Человек стучал костылем, не поддаваясь на расспросы, трогал золоченые писульки царских врат, настоятельно кого-то искал. Полушубок, скроенный бористо и емко, и шапка, опущенная на глаза, укутывали его с головы до пяток. [Бористый — складчатый.] Взрослый народ в спешке переселения не обращал на него внимания, но зато ребятишкам он показался очень занятным. Они разнесли слух о нем по деревне, и вскоре Анныч стоял в полутемном растворе паперти под картиною страшного суда, а пришелец ворчливо обливал его невнятной сумятицей слов.

Они сошли по лестнице вниз. Человек с костылем сердито уковылял за ограду. Подоспел Санька и зашептался с Аннычем.

— Нелюдим, а парень делюга, принять надо, кузнец из него хошь куда, — услышала Марья, — брательник мой это.

— Летатель?

— Он самый. Крылья сделал лубошные. Хотел с избы полететь, но только, упав, ноги поломал. Из больницы только что выписался.

— Поживем — увидим, — ответил Анныч. — На рабфак его отправим, первейшим трактористом, может, станет.

— Православные граждане и безбожные граждане, — обратился он к столпившемуся у ограды народу. — Не будем, как сказочная избушка на курьих ножках, к лесу стоять передом, а к усталому с дороги человеку — задом. Скотина и та стремление к теплу имеет, и для нее мы строим конюшники. Даже бесплотные духи в эдаких доминах нуждаются, так обыкновенные люди разве не должны нуждаться? Но живут они, эти люди, в землянках на манер звероподобных и земноводных. Дело ли это? Думаю, не дело. Поэтому не серчайте на нас, православные граждане, что мы божий дом в человечье жилье превратили на месяц. Думается, что к своему сроку Игнатий управится с артельным жильем для обиженных семей. А пока прощайте. Пора, думается, старикам на боковую.

Марья вышла за ограду. Не испытанный раньше восторг жалил ее сердце. Она разыскала в толпе Саньку и сказала:

— Если поглядеть на это дело, только бы и жить человеку сообща. Человек не долговечен. Зачем запасает, рвет зубами ближнего? А? Объясни ты...

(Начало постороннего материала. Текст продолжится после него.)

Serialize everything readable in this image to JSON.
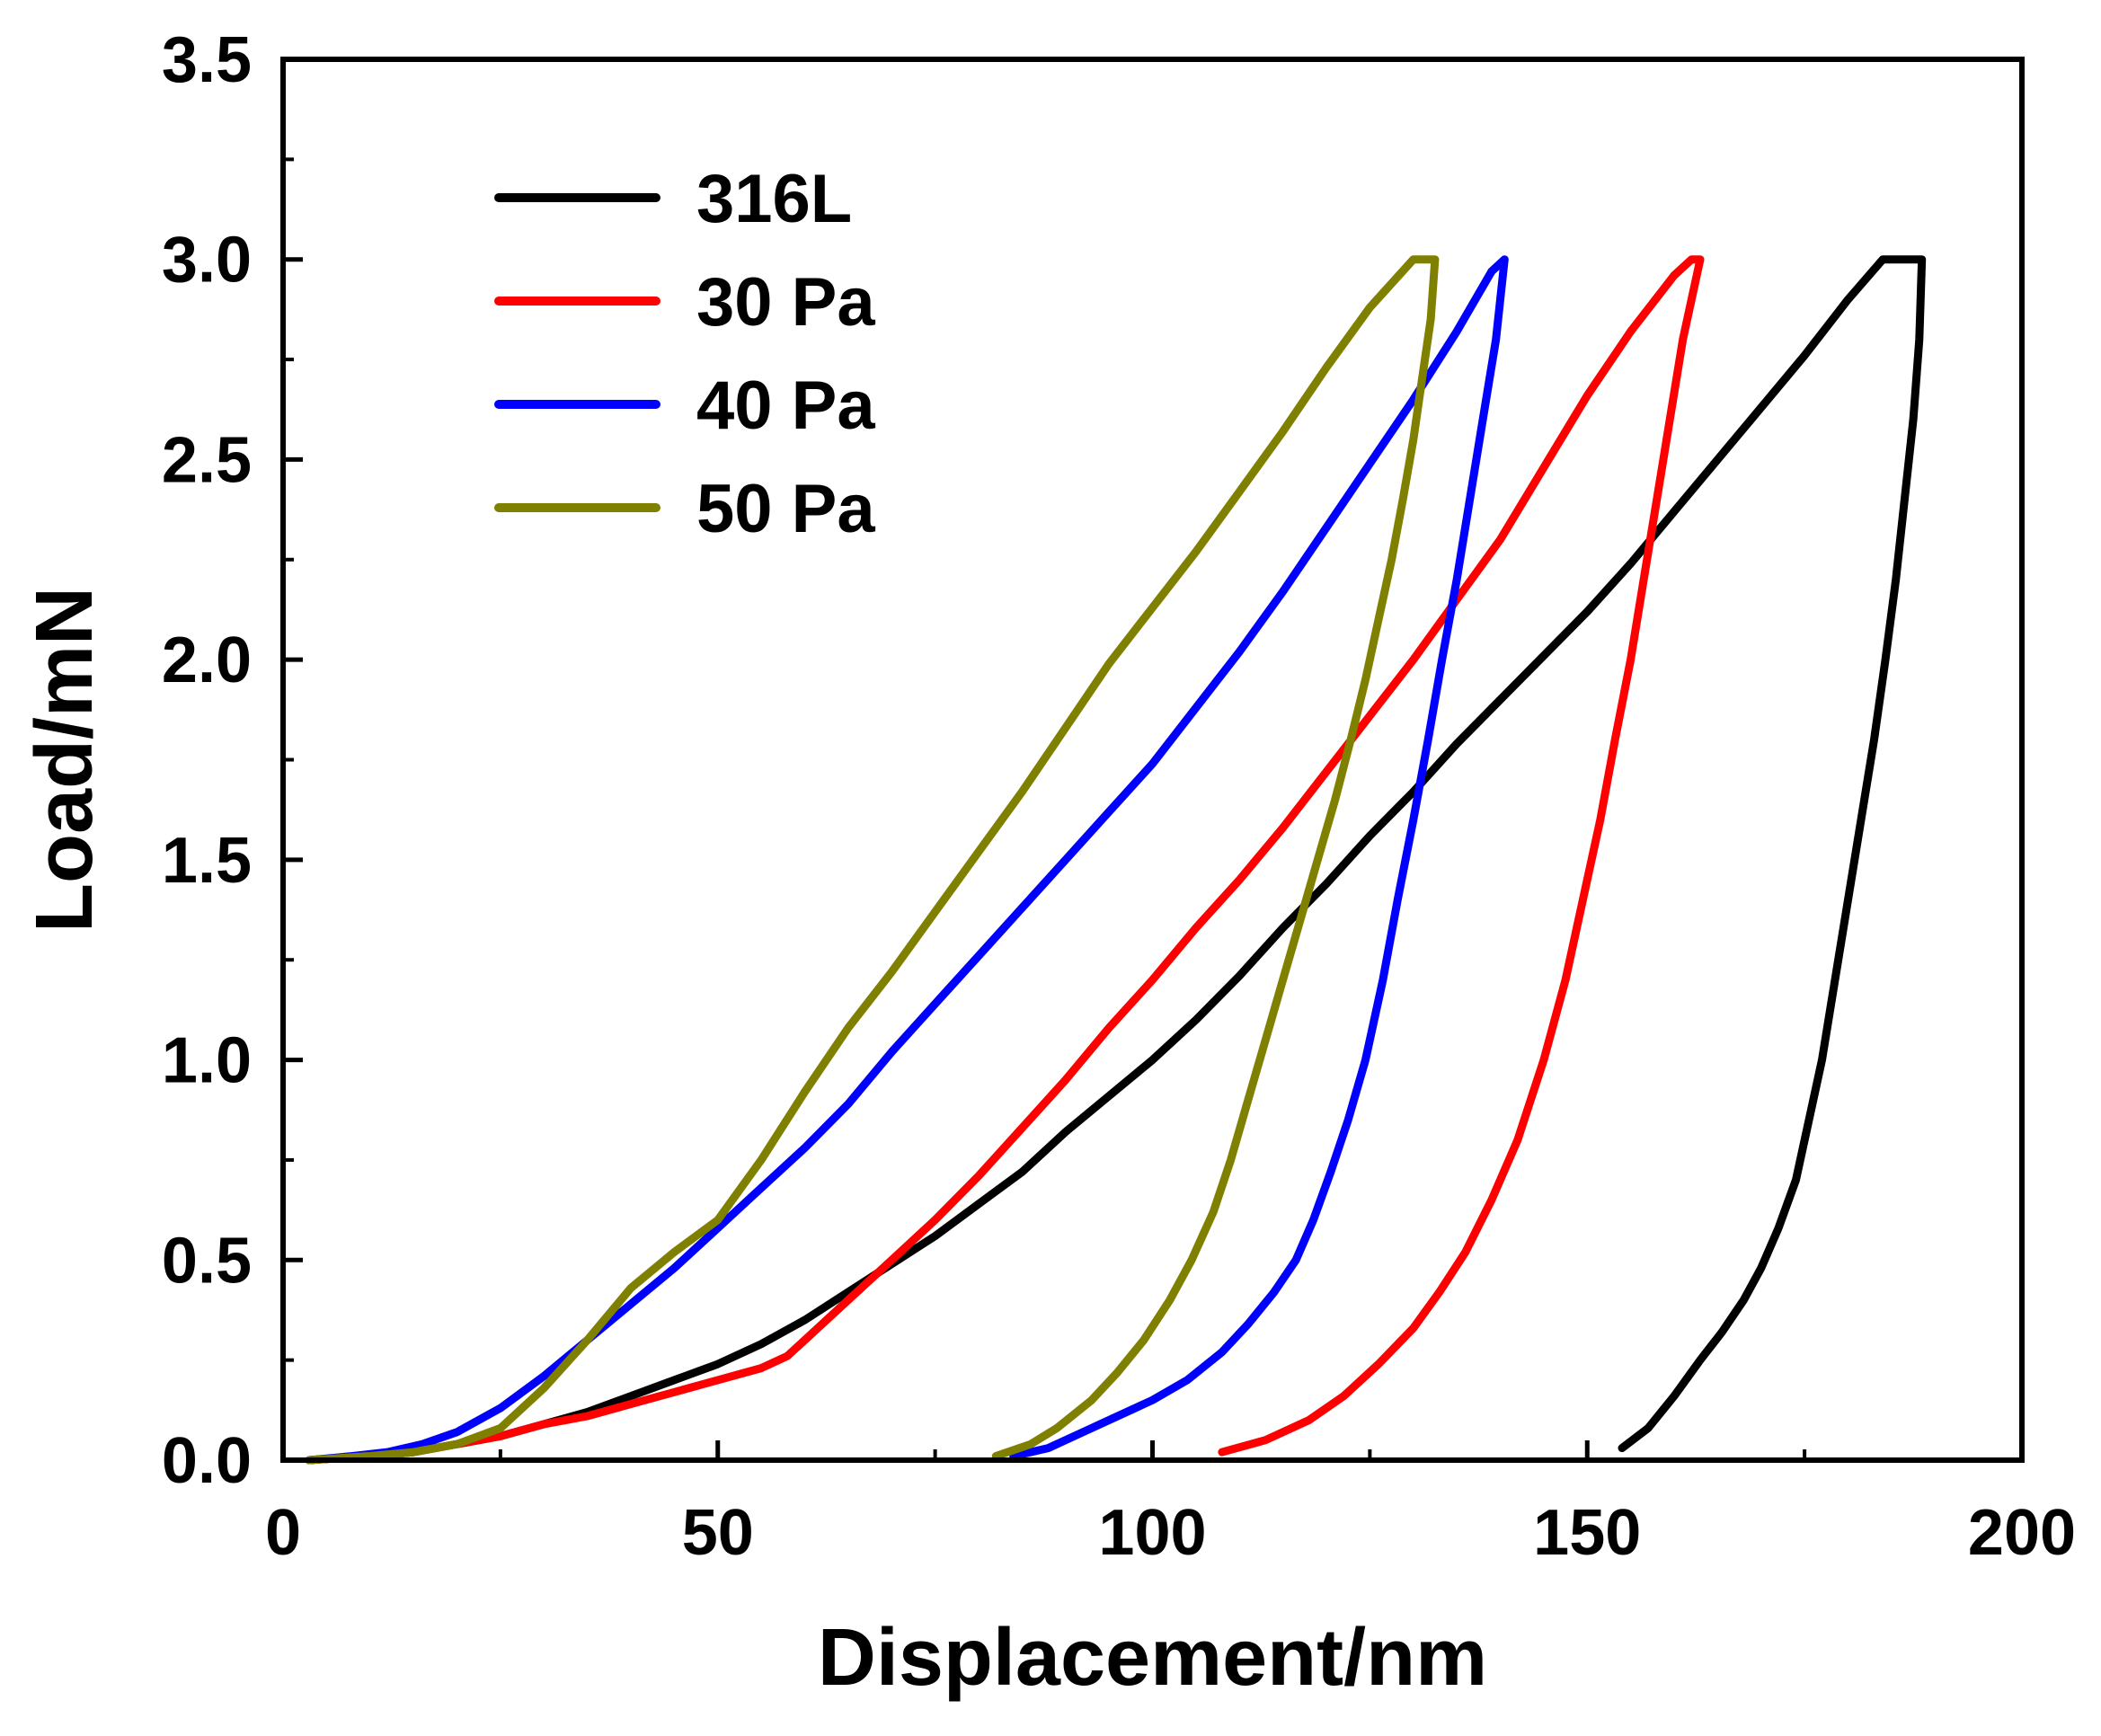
{
  "chart_data": {
    "type": "line",
    "title": "",
    "xlabel": "Displacement/nm",
    "ylabel": "Load/mN",
    "xlim": [
      0,
      200
    ],
    "ylim": [
      0,
      3.5
    ],
    "xticks": [
      "0",
      "50",
      "100",
      "150",
      "200"
    ],
    "yticks": [
      "0.0",
      "0.5",
      "1.0",
      "1.5",
      "2.0",
      "2.5",
      "3.0",
      "3.5"
    ],
    "grid": false,
    "legend_position": "top-left",
    "series": [
      {
        "name": "316L",
        "color": "#000000",
        "x": [
          3,
          10,
          15,
          20,
          25,
          30,
          35,
          40,
          45,
          50,
          55,
          60,
          65,
          70,
          75,
          80,
          85,
          90,
          95,
          100,
          105,
          110,
          115,
          120,
          125,
          130,
          135,
          140,
          145,
          150,
          155,
          160,
          165,
          170,
          175,
          180,
          184,
          188.5,
          188.2,
          187.5,
          186.5,
          185.5,
          184.3,
          183,
          181.5,
          180,
          178.5,
          177,
          175.5,
          174,
          172,
          170,
          168,
          165.5,
          163,
          160,
          157,
          154
        ],
        "y": [
          0,
          0.01,
          0.02,
          0.04,
          0.06,
          0.09,
          0.12,
          0.16,
          0.2,
          0.24,
          0.29,
          0.35,
          0.42,
          0.49,
          0.56,
          0.64,
          0.72,
          0.82,
          0.91,
          1.0,
          1.1,
          1.21,
          1.33,
          1.44,
          1.56,
          1.67,
          1.79,
          1.9,
          2.01,
          2.12,
          2.24,
          2.37,
          2.5,
          2.63,
          2.76,
          2.9,
          3.0,
          3.0,
          2.8,
          2.6,
          2.4,
          2.2,
          2.0,
          1.8,
          1.6,
          1.4,
          1.2,
          1.0,
          0.85,
          0.7,
          0.58,
          0.48,
          0.4,
          0.32,
          0.25,
          0.16,
          0.08,
          0.03
        ]
      },
      {
        "name": "30 Pa",
        "color": "#ff0000",
        "x": [
          3,
          10,
          15,
          20,
          25,
          30,
          35,
          40,
          45,
          50,
          55,
          58,
          60,
          65,
          70,
          75,
          80,
          85,
          90,
          95,
          100,
          105,
          110,
          115,
          120,
          125,
          130,
          135,
          140,
          145,
          150,
          155,
          160,
          162,
          163,
          161,
          159.5,
          158,
          156.5,
          155,
          153.2,
          151.5,
          149.5,
          147.5,
          145,
          142,
          139,
          136,
          133,
          130,
          126,
          122,
          118,
          113,
          108
        ],
        "y": [
          0,
          0.01,
          0.02,
          0.04,
          0.06,
          0.09,
          0.11,
          0.14,
          0.17,
          0.2,
          0.23,
          0.26,
          0.3,
          0.4,
          0.5,
          0.6,
          0.71,
          0.83,
          0.95,
          1.08,
          1.2,
          1.33,
          1.45,
          1.58,
          1.72,
          1.86,
          2.0,
          2.15,
          2.3,
          2.48,
          2.66,
          2.82,
          2.96,
          3.0,
          3.0,
          2.8,
          2.6,
          2.4,
          2.2,
          2.0,
          1.8,
          1.6,
          1.4,
          1.2,
          1.0,
          0.8,
          0.65,
          0.52,
          0.42,
          0.33,
          0.24,
          0.16,
          0.1,
          0.05,
          0.02
        ]
      },
      {
        "name": "40 Pa",
        "color": "#0000ff",
        "x": [
          3,
          8,
          12,
          16,
          20,
          25,
          30,
          35,
          40,
          45,
          50,
          55,
          60,
          65,
          70,
          75,
          80,
          85,
          90,
          95,
          100,
          105,
          110,
          115,
          120,
          125,
          130,
          135,
          139,
          140.5,
          139.5,
          138,
          136.5,
          135,
          133.3,
          131.7,
          130,
          128.2,
          126.5,
          124.5,
          122.5,
          120.5,
          118.5,
          116.5,
          114,
          111,
          108,
          104,
          100,
          96,
          92,
          88,
          84
        ],
        "y": [
          0,
          0.01,
          0.02,
          0.04,
          0.07,
          0.13,
          0.21,
          0.3,
          0.39,
          0.48,
          0.58,
          0.68,
          0.78,
          0.89,
          1.02,
          1.14,
          1.26,
          1.38,
          1.5,
          1.62,
          1.74,
          1.88,
          2.02,
          2.17,
          2.33,
          2.49,
          2.65,
          2.82,
          2.97,
          3.0,
          2.8,
          2.6,
          2.4,
          2.2,
          2.0,
          1.8,
          1.6,
          1.4,
          1.2,
          1.0,
          0.85,
          0.72,
          0.6,
          0.5,
          0.42,
          0.34,
          0.27,
          0.2,
          0.15,
          0.11,
          0.07,
          0.03,
          0.01
        ]
      },
      {
        "name": "50 Pa",
        "color": "#808000",
        "x": [
          3,
          10,
          15,
          20,
          25,
          30,
          35,
          40,
          45,
          50,
          55,
          60,
          65,
          70,
          75,
          80,
          85,
          90,
          95,
          100,
          105,
          110,
          115,
          120,
          125,
          130,
          132.5,
          132,
          131,
          130,
          128.8,
          127.5,
          126,
          124.5,
          122.8,
          121,
          119,
          117,
          115,
          113,
          111,
          109,
          107,
          104.5,
          102,
          99,
          96,
          93,
          89,
          86,
          82
        ],
        "y": [
          0,
          0.01,
          0.02,
          0.04,
          0.08,
          0.18,
          0.3,
          0.43,
          0.52,
          0.6,
          0.75,
          0.92,
          1.08,
          1.22,
          1.37,
          1.52,
          1.67,
          1.83,
          1.99,
          2.13,
          2.27,
          2.42,
          2.57,
          2.73,
          2.88,
          3.0,
          3.0,
          2.85,
          2.7,
          2.55,
          2.4,
          2.25,
          2.1,
          1.95,
          1.8,
          1.65,
          1.5,
          1.35,
          1.2,
          1.05,
          0.9,
          0.75,
          0.62,
          0.5,
          0.4,
          0.3,
          0.22,
          0.15,
          0.08,
          0.04,
          0.01
        ]
      }
    ]
  }
}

— Корень всему — «своя рубаха ближе к телу». Идиотизм крестьянской жизни. У Маркса сказано. Корень этот мы вырвем. Видишь, не грело, не грело, да вдруг осветило.

— Жил мужичонко ни скудно, ни богато да вдруг пошел по Федоровой тропе, богу и иконам и служителям их на горе. А нам выпала определенная линия работать совместно.

Он взял ее под руку, — дылда выше ее на голову, — и они, омываемые толпой, зашагали.

Обнажилось звездное пространство, багровый месяц повис над изгородью. На дороге легли косые тени. Умирали всхлипы гармоники за рекой в осенней отстоявшейся тишине.